Alaska Science Forum
March 27, 2003Article #1639
by Ned Rozell
This column is provided as a public service by the Geophysical Institute, University of Alaska Fairbanks, in cooperation with the UAF research community. Ned Rozell is a science writer at the institute.
The spring equinox sun beat down on the white blanket covering Tanana
Flats as Jamie Hollingsworth leaned a power auger into a frozen bog. He
and other scientists had traveled to these lowlands south of Fairbanks
to learn more about the fate of carbon in the north.

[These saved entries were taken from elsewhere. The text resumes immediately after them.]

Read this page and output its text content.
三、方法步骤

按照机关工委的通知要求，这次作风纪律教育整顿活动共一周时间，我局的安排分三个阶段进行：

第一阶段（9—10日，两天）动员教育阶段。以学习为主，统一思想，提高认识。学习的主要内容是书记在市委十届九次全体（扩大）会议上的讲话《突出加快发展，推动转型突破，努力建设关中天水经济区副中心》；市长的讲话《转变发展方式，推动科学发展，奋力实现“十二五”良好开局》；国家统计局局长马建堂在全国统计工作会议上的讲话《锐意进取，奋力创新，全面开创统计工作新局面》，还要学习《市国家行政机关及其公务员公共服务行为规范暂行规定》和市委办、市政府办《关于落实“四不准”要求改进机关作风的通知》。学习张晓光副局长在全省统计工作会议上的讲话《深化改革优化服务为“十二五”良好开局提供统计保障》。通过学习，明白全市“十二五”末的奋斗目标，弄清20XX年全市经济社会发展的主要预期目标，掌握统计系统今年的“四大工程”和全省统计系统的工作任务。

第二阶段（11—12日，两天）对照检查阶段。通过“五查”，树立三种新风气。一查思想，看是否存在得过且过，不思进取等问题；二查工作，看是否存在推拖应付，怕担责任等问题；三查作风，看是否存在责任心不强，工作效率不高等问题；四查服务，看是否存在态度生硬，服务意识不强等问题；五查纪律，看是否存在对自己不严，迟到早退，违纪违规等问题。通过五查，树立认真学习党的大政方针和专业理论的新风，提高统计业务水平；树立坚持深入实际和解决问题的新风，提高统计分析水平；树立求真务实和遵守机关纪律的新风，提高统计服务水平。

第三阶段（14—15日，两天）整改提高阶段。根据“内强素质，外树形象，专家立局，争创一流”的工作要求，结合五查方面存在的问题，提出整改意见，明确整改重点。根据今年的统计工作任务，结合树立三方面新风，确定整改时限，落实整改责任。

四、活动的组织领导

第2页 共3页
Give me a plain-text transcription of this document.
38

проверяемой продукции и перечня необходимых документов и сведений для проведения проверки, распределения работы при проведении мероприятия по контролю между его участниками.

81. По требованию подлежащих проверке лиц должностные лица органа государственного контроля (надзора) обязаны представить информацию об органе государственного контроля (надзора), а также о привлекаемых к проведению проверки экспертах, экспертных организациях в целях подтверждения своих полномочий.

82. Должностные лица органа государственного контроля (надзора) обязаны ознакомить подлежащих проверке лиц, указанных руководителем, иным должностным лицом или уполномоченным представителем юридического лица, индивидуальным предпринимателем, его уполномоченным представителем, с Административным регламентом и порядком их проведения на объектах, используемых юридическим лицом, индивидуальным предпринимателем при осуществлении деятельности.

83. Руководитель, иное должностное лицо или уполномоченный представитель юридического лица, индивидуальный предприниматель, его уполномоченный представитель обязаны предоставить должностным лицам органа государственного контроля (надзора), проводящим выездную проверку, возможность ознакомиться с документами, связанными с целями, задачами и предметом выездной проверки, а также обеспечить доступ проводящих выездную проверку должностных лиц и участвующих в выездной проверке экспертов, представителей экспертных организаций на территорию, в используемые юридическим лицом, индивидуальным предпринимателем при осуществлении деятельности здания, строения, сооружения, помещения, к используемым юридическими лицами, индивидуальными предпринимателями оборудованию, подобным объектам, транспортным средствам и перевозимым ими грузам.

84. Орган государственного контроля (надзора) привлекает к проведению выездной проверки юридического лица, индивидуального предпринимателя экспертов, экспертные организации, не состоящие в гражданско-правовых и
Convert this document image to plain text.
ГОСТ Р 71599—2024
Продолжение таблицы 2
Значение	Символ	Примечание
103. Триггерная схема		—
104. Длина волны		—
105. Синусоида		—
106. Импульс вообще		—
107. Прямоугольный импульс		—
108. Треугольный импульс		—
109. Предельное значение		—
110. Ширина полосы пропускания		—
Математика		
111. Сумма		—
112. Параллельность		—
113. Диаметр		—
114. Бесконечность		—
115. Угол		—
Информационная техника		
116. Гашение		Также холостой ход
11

Hollingsworth, a technician with the Bonanza Creek Long Term Ecological Research
Site, pulled a hollow drill bit from the ground and then pushed out its core-a
brown-and-gray cylinder as thick as a soup can. The plug of earth was three
feet long and veined with tiny ice lenses. Soil scientist Jennifer Harden,
of the U.S. Geological Survey, and UAF graduate student Isla Myers-Smith
handled the soil sample as they would a newborn baby, easing it to a cradle
made of PVC pipe. To them, that frozen chunk of Tanana Flats held answers
about how carbon moves through the northland.
Carbon warms the planet in the form of carbon dioxide floating in the atmosphere.
Carbon dioxide, a byproduct of fossil fuel burning, breathing, and plant
decomposition, is a major gas responsible for the greenhouse effect because
it allows incoming solar radiation to pass through while trapping the heat
radiated back from the ground.
Scientists know that more carbon in the atmosphere means a warmer planet.
Many researchers have modeled the effects of increases in manmade carbon
dioxide, and they've come up with some scary projections of future warming.
Others, such as Harden and Myers-Smith, are attempting to figure out how
wildfires, bogs, and other northern systems affect the global budget of carbon.
The answer is significant because an immense amount of carbon is locked in
frozen northern soils in the form of plant matter that has not yet decayed.
Blackened spruce snags surround the Tanana Flats bog researchers are studying.
The Survey Line Fire of 2001 swept through the flats, blackening everything
around the study area except the bogs, which look like mint-green circles
from the air. Harden thinks these bogs may expand as a result of the fire,
and she is studying the underground world to see if fires speed up the creation
and growth of bogs.
The circular bogs are among the most drastic of the changes affecting
Tanana Flats and other lowland areas in Alaska. Here's how they form:
After permafrost
melts, the ground above it collapses and the site collects water, creating
a good environment for moss. When moss is established, it creates acidic,
cold soil that excludes other plants. Once established, a bog can expand
at an impressive rate. Harden found that the "moat" encircling
the bog on which she was working had expanded its boundaries by more
than one meter in just one year.
With future warming, Tanana Flats-an area the size of some U.S. counties-could
become one huge bog complex, Harden said. The transition would turn the
flats into what scientists refer to as a "carbon sink," a place
that absorbs more carbon than it emits.
To find out more about the evolution of the bogs and how fire might speed
up the process, Harden and Myers-Smith will slice up the frozen cores of
soil from the Tanana Flats in a UAF lab and examine them under a microscope.
Those frozen cylinders of soil will give them a good idea of how bogs-which
may become a much more common in the northern landscape-are affecting the
world's supply of greenhouse gases.
Ned Rozell photo: UAF research technician Jamie Hollingsworth pushes a core of frozen soil from a hollow drill bit in the Tanana Flats south of Fairbanks. Researchers are studying the area to find out how bogs affect the global carbon budget.